The costs for students at these institutions are considerably lower and within range of thousands of more students. In future years these students will be coming teachers close to their home school districts. In all likelihood many will more likely fill the teacher openings in the areas they live and may already have family support available. School districts should be supportive of these students and seek them out as they progress to teaching degree status.
The ‘long-term’ fixes we are proposing are defined here along with internet websites easy to reach and view:
Grow Your Own Teachers: https://growyourownteachers.org
At Grow Your Own, they support racially diverse individuals who have a desire to become teachers in their own communities.
Educators Rising: https://educatorsrising.org
This program is cultivating a new generation of highly skilled educators by guiding young people on a path from high school through college and into their teaching careers.
Community College Baccalaureate Association | CCBA: https://www.accbd.org
This association promotes affordable access to community college baccalaureate degrees as a means of helping closing the nation’s racial, ethnic and economic gaps and shortages of professionals in fields with continuing short supply.

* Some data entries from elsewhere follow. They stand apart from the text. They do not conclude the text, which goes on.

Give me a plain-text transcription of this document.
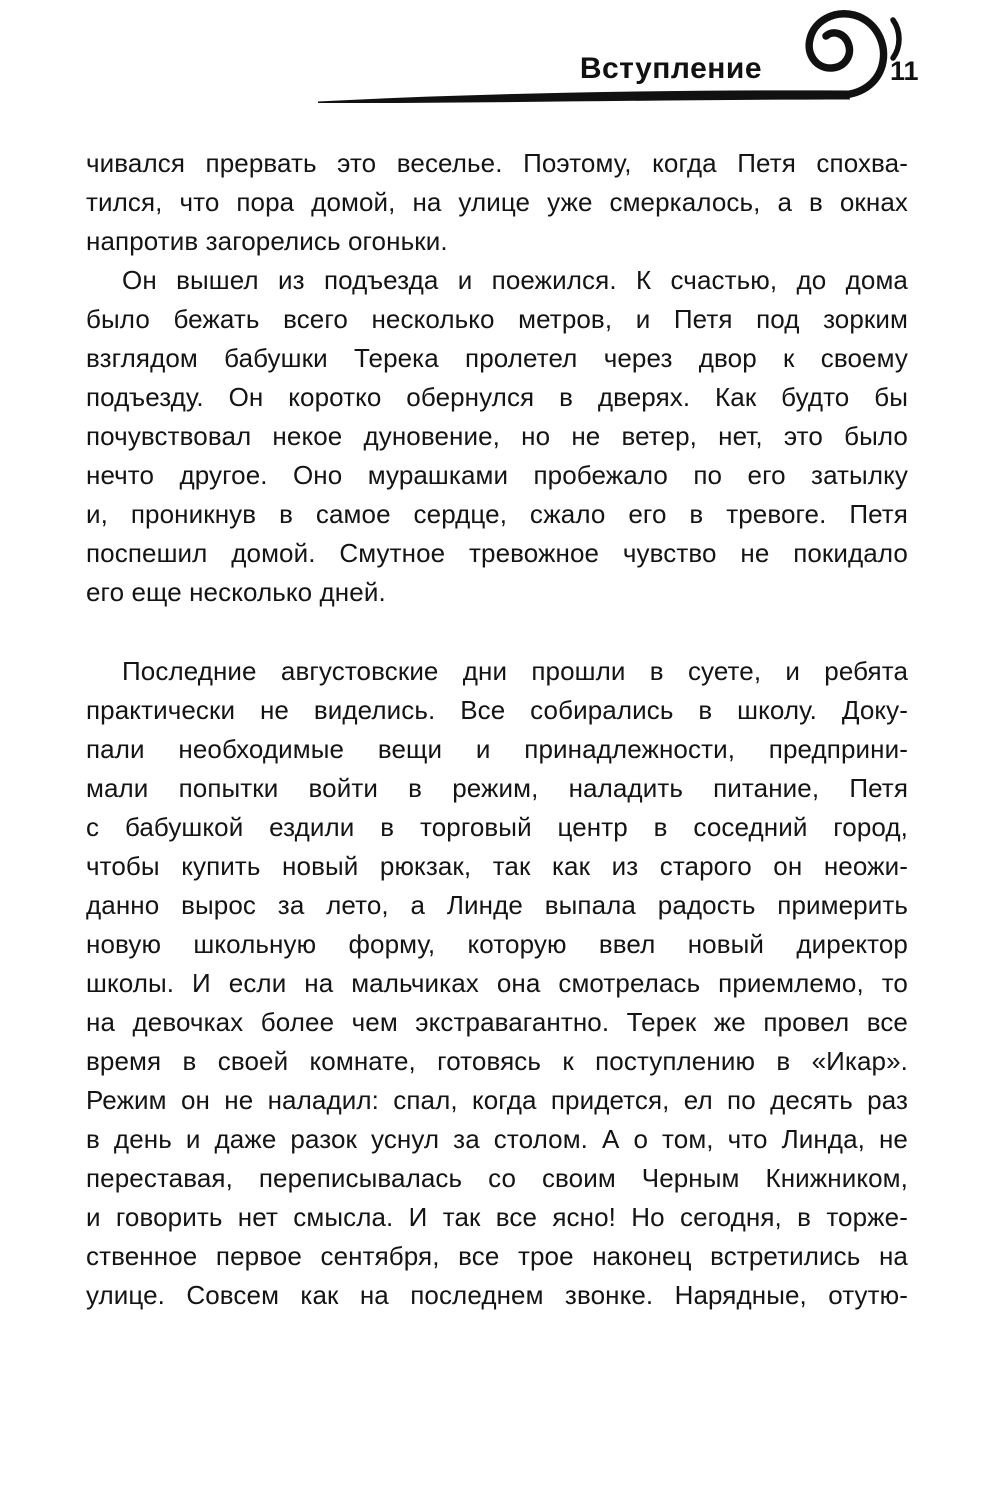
Вступление	11
чивался прервать это веселье. Поэтому, когда Петя спохва-
тился, что пора домой, на улице уже смеркалось, а в окнах
напротив загорелись огоньки.
Он вышел из подъезда и поежился. К счастью, до дома
было бежать всего несколько метров, и Петя под зорким
взглядом бабушки Терека пролетел через двор к своему
подъезду. Он коротко обернулся в дверях. Как будто бы
почувствовал некое дуновение, но не ветер, нет, это было
нечто другое. Оно мурашками пробежало по его затылку
и, проникнув в самое сердце, сжало его в тревоге. Петя
поспешил домой. Смутное тревожное чувство не покидало
его еще несколько дней.
Последние августовские дни прошли в суете, и ребята
практически не виделись. Все собирались в школу. Доку-
пали необходимые вещи и принадлежности, предприни-
мали попытки войти в режим, наладить питание, Петя
с бабушкой ездили в торговый центр в соседний город,
чтобы купить новый рюкзак, так как из старого он неожи-
данно вырос за лето, а Линде выпала радость примерить
новую школьную форму, которую ввел новый директор
школы. И если на мальчиках она смотрелась приемлемо, то
на девочках более чем экстравагантно. Терек же провел все
время в своей комнате, готовясь к поступлению в «Икар».
Режим он не наладил: спал, когда придется, ел по десять раз
в день и даже разок уснул за столом. А о том, что Линда, не
переставая, переписывалась со своим Черным Книжником,
и говорить нет смысла. И так все ясно! Но сегодня, в торже-
ственное первое сентября, все трое наконец встретились на
улице. Совсем как на последнем звонке. Нарядные, отутю-
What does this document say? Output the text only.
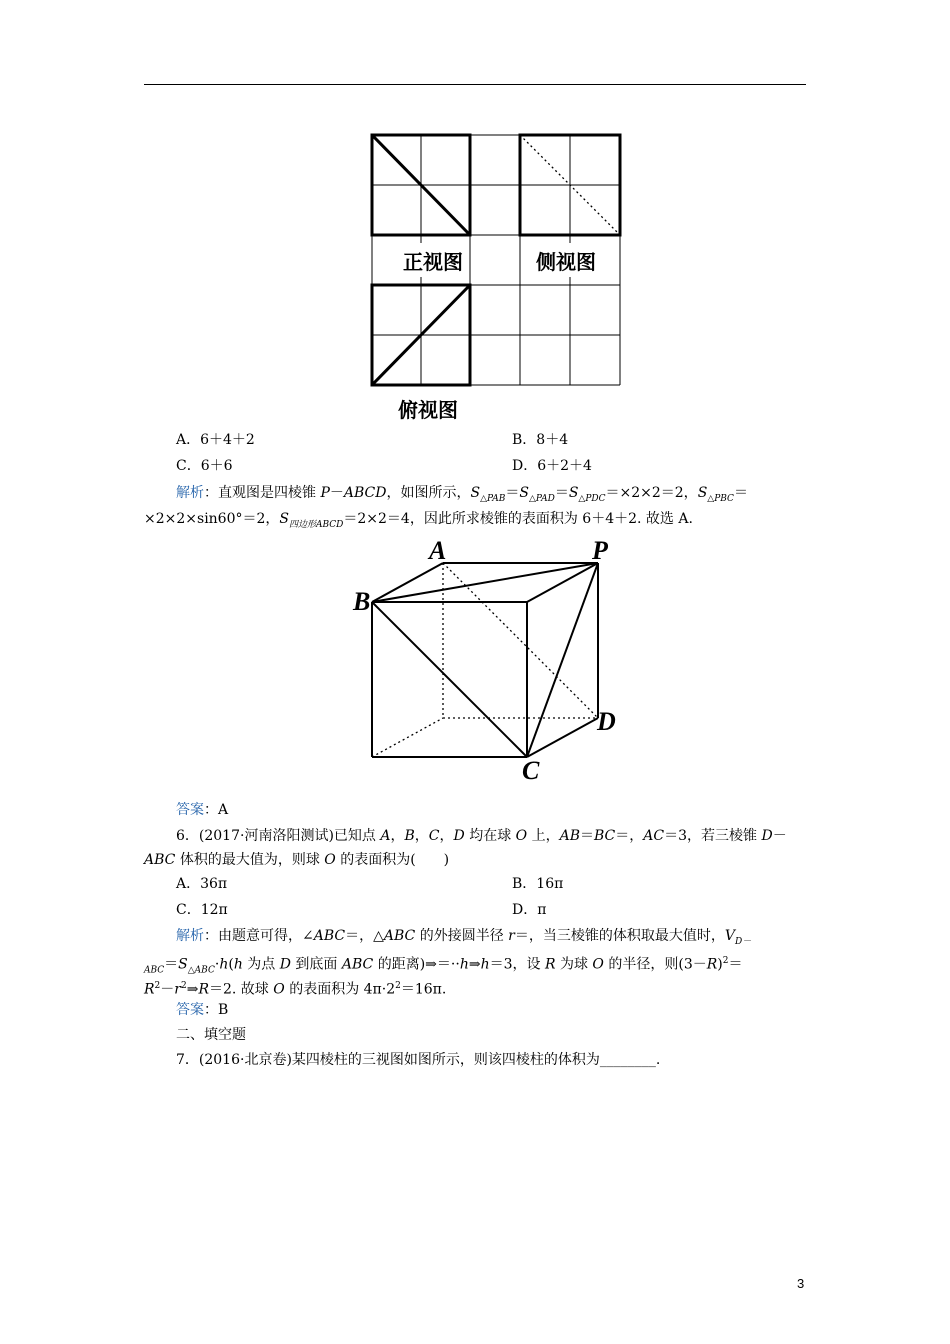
正视图	侧视图
俯视图
A．6＋4＋2	B．8＋4
C．6＋6	D．6＋2＋4
解析：直观图是四棱锥 P－ABCD，如图所示，$S_{\triangle PAB}=S_{\triangle PAD}=S_{\triangle PDC}=\times 2\times 2=2$，$S_{\triangle PBC}=$
×2×2×sin60°＝2，$S_{四边形ABCD}=2\times 2=4$，因此所求棱锥的表面积为 6＋4＋2. 故选 A.
A	P
B
D
C
答案：A
6．(2017·河南洛阳测试)已知点 A，B，C，D 均在球 O 上，AB＝BC＝，AC＝3，若三棱锥 D－
ABC 体积的最大值为，则球 O 的表面积为(　　)
A．36π	B．16π
C．12π	D．π
解析：由题意可得，∠ABC＝，△ABC 的外接圆半径 r＝，当三棱锥的体积取最大值时，$V_{D-}$
$_{ABC}=S_{\triangle ABC}\cdot h(h$ 为点 D 到底面 ABC 的距离)⇒＝··h⇒h＝3，设 R 为球 O 的半径，则$(3-R)^2=$
$R^2-r^2\Rightarrow R=2$. 故球 O 的表面积为 $4\pi\cdot 2^2=16\pi$.
答案：B
二、填空题
7．(2016·北京卷)某四棱柱的三视图如图所示，则该四棱柱的体积为________.
3
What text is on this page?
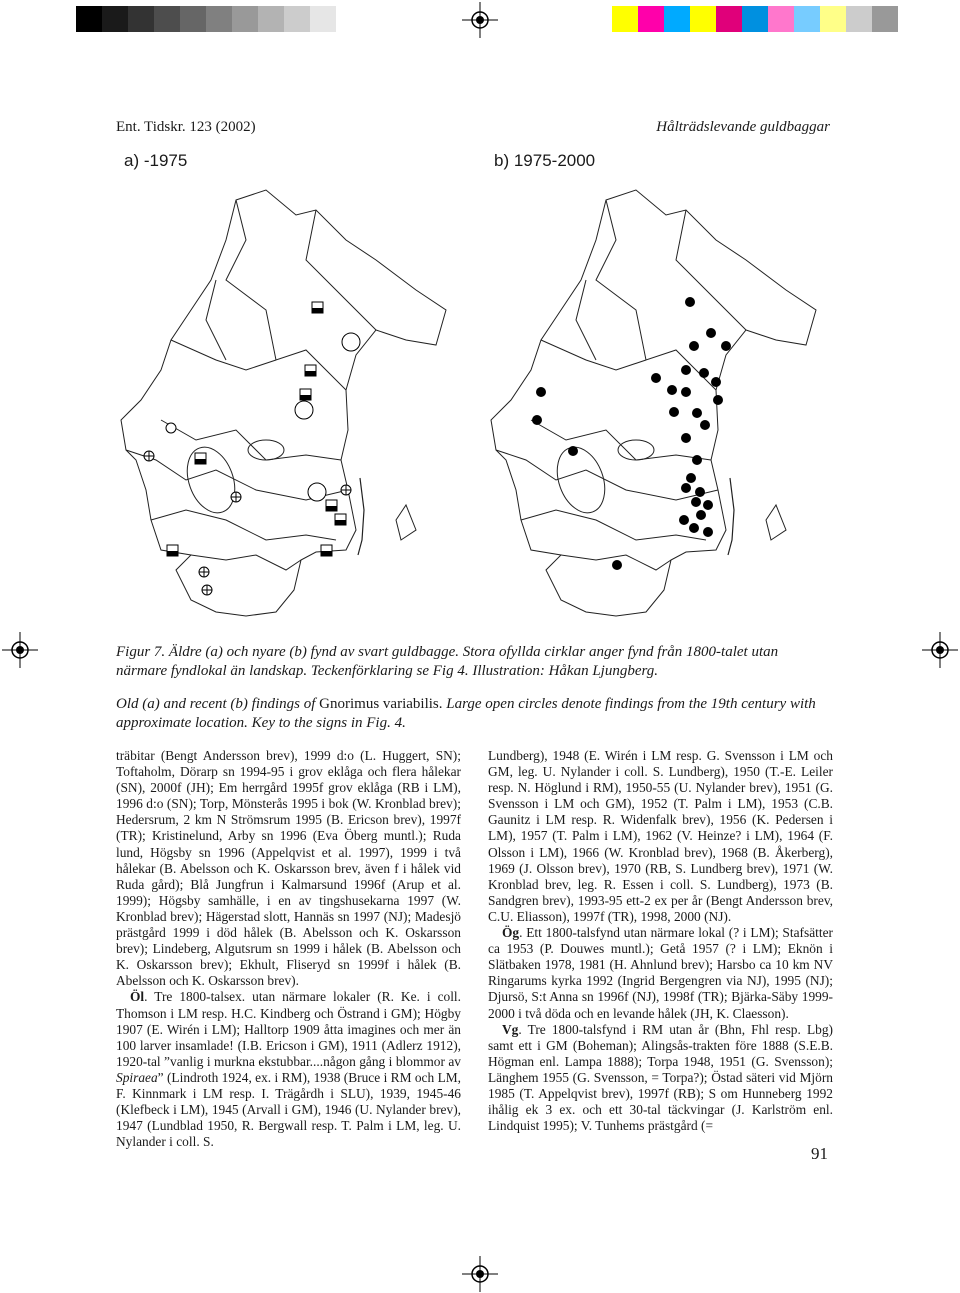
Ent. Tidskr. 123 (2002)	Hålträdslevande guldbaggar
a) -1975	b) 1975-2000
Figur 7. Äldre (a) och nyare (b) fynd av svart guldbagge. Stora ofyllda cirklar anger fynd från 1800-talet utan närmare fyndlokal än landskap. Teckenförklaring se Fig 4. Illustration: Håkan Ljungberg.
Old (a) and recent (b) findings of Gnorimus variabilis. Large open circles denote findings from the 19th century with approximate location. Key to the signs in Fig. 4.

träbitar (Bengt Andersson brev), 1999 d:o (L. Huggert, SN); Toftaholm, Dörarp sn 1994-95 i grov eklåga och flera hålekar (SN), 2000f (JH); Em herrgård 1995f grov eklåga (RB i LM), 1996 d:o (SN); Torp, Mönsterås 1995 i bok (W. Kronblad brev); Hedersrum, 2 km N Strömsrum 1995 (B. Ericson brev), 1997f (TR); Kristinelund, Arby sn 1996 (Eva Öberg muntl.); Ruda lund, Högsby sn 1996 (Appelqvist et al. 1997), 1999 i två hålekar (B. Abelsson och K. Oskarsson brev, även f i hålek vid Ruda gård); Blå Jungfrun i Kalmarsund 1996f (Arup et al. 1999); Högsby samhälle, i en av tingshusekarna 1997 (W. Kronblad brev); Hägerstad slott, Hannäs sn 1997 (NJ); Madesjö prästgård 1999 i död hålek (B. Abelsson och K. Oskarsson brev); Lindeberg, Algutsrum sn 1999 i hålek (B. Abelsson och K. Oskarsson brev); Ekhult, Fliseryd sn 1999f i hålek (B. Abelsson och K. Oskarsson brev).

Öl. Tre 1800-talsex. utan närmare lokaler (R. Ke. i coll. Thomson i LM resp. H.C. Kindberg och Östrand i GM); Högby 1907 (E. Wirén i LM); Halltorp 1909 åtta imagines och mer än 100 larver insamlade! (I.B. Ericson i GM), 1911 (Adlerz 1912), 1920-tal ”vanlig i murkna ekstubbar....någon gång i blommor av Spiraea” (Lindroth 1924, ex. i RM), 1938 (Bruce i RM och LM, F. Kinnmark i LM resp. I. Trägårdh i SLU), 1939, 1945-46 (Klefbeck i LM), 1945 (Arvall i GM), 1946 (U. Nylander brev), 1947 (Lundblad 1950, R. Bergwall resp. T. Palm i LM, leg. U. Nylander i coll. S.

Lundberg), 1948 (E. Wirén i LM resp. G. Svensson i LM och GM, leg. U. Nylander i coll. S. Lundberg), 1950 (T.-E. Leiler resp. N. Höglund i RM), 1950-55 (U. Nylander brev), 1951 (G. Svensson i LM och GM), 1952 (T. Palm i LM), 1953 (C.B. Gaunitz i LM resp. R. Widenfalk brev), 1956 (K. Pedersen i LM), 1957 (T. Palm i LM), 1962 (V. Heinze? i LM), 1964 (F. Olsson i LM), 1966 (W. Kronblad brev), 1968 (B. Åkerberg), 1969 (J. Olsson brev), 1970 (RB, S. Lundberg brev), 1971 (W. Kronblad brev, leg. R. Essen i coll. S. Lundberg), 1973 (B. Sandgren brev), 1993-95 ett-2 ex per år (Bengt Andersson brev, C.U. Eliasson), 1997f (TR), 1998, 2000 (NJ).

Ög. Ett 1800-talsfynd utan närmare lokal (? i LM); Stafsätter ca 1953 (P. Douwes muntl.); Getå 1957 (? i LM); Eknön i Slätbaken 1978, 1981 (H. Ahnlund brev); Harsbo ca 10 km NV Ringarums kyrka 1992 (Ingrid Bergengren via NJ), 1995 (NJ); Djursö, S:t Anna sn 1996f (NJ), 1998f (TR); Bjärka-Säby 1999-2000 i två döda och en levande hålek (JH, K. Claesson).

Vg. Tre 1800-talsfynd i RM utan år (Bhn, Fhl resp. Lbg) samt ett i GM (Boheman); Alingsås-trakten före 1888 (S.E.B. Högman enl. Lampa 1888); Torpa 1948, 1951 (G. Svensson); Länghem 1955 (G. Svensson, = Torpa?); Östad säteri vid Mjörn 1985 (T. Appelqvist brev), 1997f (RB); S om Hunneberg 1992 ihålig ek 3 ex. och ett 30-tal täckvingar (J. Karlström enl. Lindquist 1995); V. Tunhems prästgård (=

91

Scaling Education Pathways in Illinois (SEPI). https://news.siu.edu/2019/05/052919-teachers-start-grant.php This is a new program sponsored through Southern Illinois University.
It is time for educational institutions around the world to try ‘new ways’ to stem the teacher shortages that have been leading to a ‘crisis’ in so many states and countries. We feel that the suggestions made in this article should help to quickly stem these shortages. We have learned that the present system of preparing teachers cannot turn out the number of teachers need now and into the future years.